Geplante Umbenennung kommt nichtKölner Verwaltung schafft den "Spielplatz" doch nicht ab

Die Stadt Köln verzichtet auf die amtliche Umbenennung von Spielplätzen zu sogenannten "Spiel- und Aktionsflächen". Mit einem vermeintlichen Inklusionsgedanken wollte die Behörde den Begriff abschaffen.
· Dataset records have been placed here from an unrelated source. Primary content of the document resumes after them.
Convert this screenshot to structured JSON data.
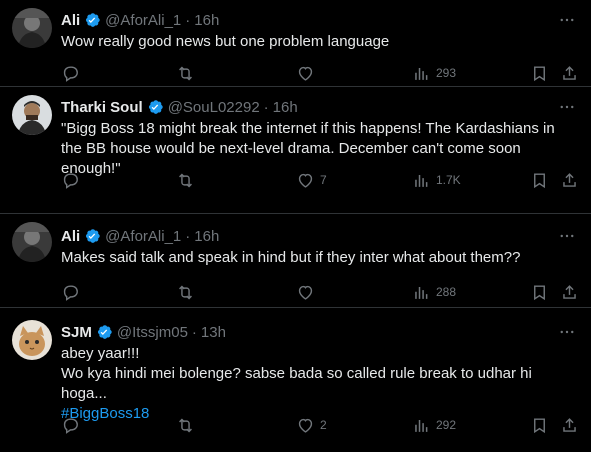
{
  "tweets": [
    {
      "name": "Ali",
      "handle": "@AforAli_1",
      "time": "16h",
      "text": "Wow really good news but one problem language",
      "hashtag": "",
      "replies": "",
      "retweets": "",
      "likes": "",
      "views": "293",
      "avatar": "bw-portrait"
    },
    {
      "name": "Tharki Soul",
      "handle": "@SouL02292",
      "time": "16h",
      "text": "\"Bigg Boss 18 might break the internet if this happens! The Kardashians in the BB house would be next-level drama. December can't come soon enough!\"",
      "hashtag": "",
      "replies": "",
      "retweets": "",
      "likes": "7",
      "views": "1.7K",
      "avatar": "portrait"
    },
    {
      "name": "Ali",
      "handle": "@AforAli_1",
      "time": "16h",
      "text": "Makes said talk and speak in hind but if they inter what about them??",
      "hashtag": "",
      "replies": "",
      "retweets": "",
      "likes": "",
      "views": "288",
      "avatar": "bw-portrait"
    },
    {
      "name": "SJM",
      "handle": "@Itssjm05",
      "time": "13h",
      "text": "abey yaar!!!\nWo kya hindi mei bolenge? sabse bada so called rule break to udhar hi hoga...",
      "hashtag": "#BiggBoss18",
      "replies": "",
      "retweets": "",
      "likes": "2",
      "views": "292",
      "avatar": "cat"
    }
  ],
  "colors": {
    "background": "#000000",
    "text": "#e7e9ea",
    "muted": "#71767b",
    "accent": "#1d9bf0",
    "border": "#2f3336"
  }
}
Ein neues Schild beendet den Sandkastenstreit.
Im vergangenen Jahr sorgte die geplante Abschaffung des Wortes "Spielplatz" auf Spielplatz-Schildern in Köln für Debatten - und viel Kopfschütteln. Die hitzig diskutierte Umbenennung der Anlagen zu "Spiel- und Aktionsflächen" ist nun offiziell vom Tisch, wie aus einer städtischen Mitteilung hervorgeht.
"An der Bezeichnung Spielplatz wird weiterhin festgehalten", heißt es in dem Schreiben, das vom Beigeordneten für Bildung, Jugend und Sport der Stadt, Robert Voigtsberger, unterzeichnet ist. Ein neues Design mit der klassischen Aufschrift "Spielplatz" ist dem behördlichen Dokument angehängt.
Im Sommer 2025 löste ein vermeintlich kleiner Verwaltungsvorgang in Köln eine hitzige Diskussion aus - inklusive Spott über die Stadtgrenzen der Domstadt hinaus. Der Komiker Guido Cantz etwa bezeichnete seine Heimat als "Hauptstadt der Bekloppten".
Kritiker sehen in "Spielplatz" eingrenzenden Begriff
Die Kölner Verwaltung hatte im vergangenen Sommer ein neues Design für die Schilder an den mehr als 700 Spielplätzen der Stadt präsentiert. Auf das Wort "Spielplatz" wurde in dem Entwurf dabei bewusst verzichtet - man wolle "dem erweiterten Inklusionsgedanken" Rechnung tragen, hieß es zur Begründung. Bei "Spielplatz" handle es sich demnach um einen "eingrenzenden Begriff". Auf neuen Spielplatz-Schildern sollte in der Millionenmetropole daher nur noch der Begriff "Spiel- und Aktionsfläche" stehen.
Fast zwei Jahre zuvor hatte der Kölner Jugendhilfeausschuss die städtische Verwaltung beauftragt, gemeinsam mit Kindern und Jugendlichen ein neues Spielplatzschild zu entwickeln. Zur Begründung hieß es dort, dass Spielplätze für Kinder, aber auch für Jugendliche da seien. Die veralteten Kölner Schilder suggerierten angeblich, dass Jugendliche sie nicht nutzen dürften.
Als der Sandkastenstreit um die "Spiel- und Aktionsfläche" sogar bundesweit Schlagzeilen machte, griff die damalige Kölner Oberbürgermeisterin Henriette Reker ein. Die parteilose Politikerin bremste das Vorhaben aus. Sie persönlich halte die Bezeichnung "Spielplatz" für klar und verständlich, teilte sie mit. Mittlerweile ist ihr Nachfolger Thorsten Burmester von der SPD im Amt.
Das neue Schild greift das Design auf, das gemeinsam mit Kindern und Jugendlichen entwickelt wurde. Zugleich steht nun aber doch "Spielplatz" darüber - und nicht mehr "Spiel- und Aktionsfläche". Dieses modernisierte Design soll künftig für neue Spielplätze verwendet werden - oder beim Austausch beschädigter alter Schilder. Nach Angaben der Kölner Stadtverwaltung ist damit endgültig geklärt, wie Spielplätze in Köln künftig offiziell heißen.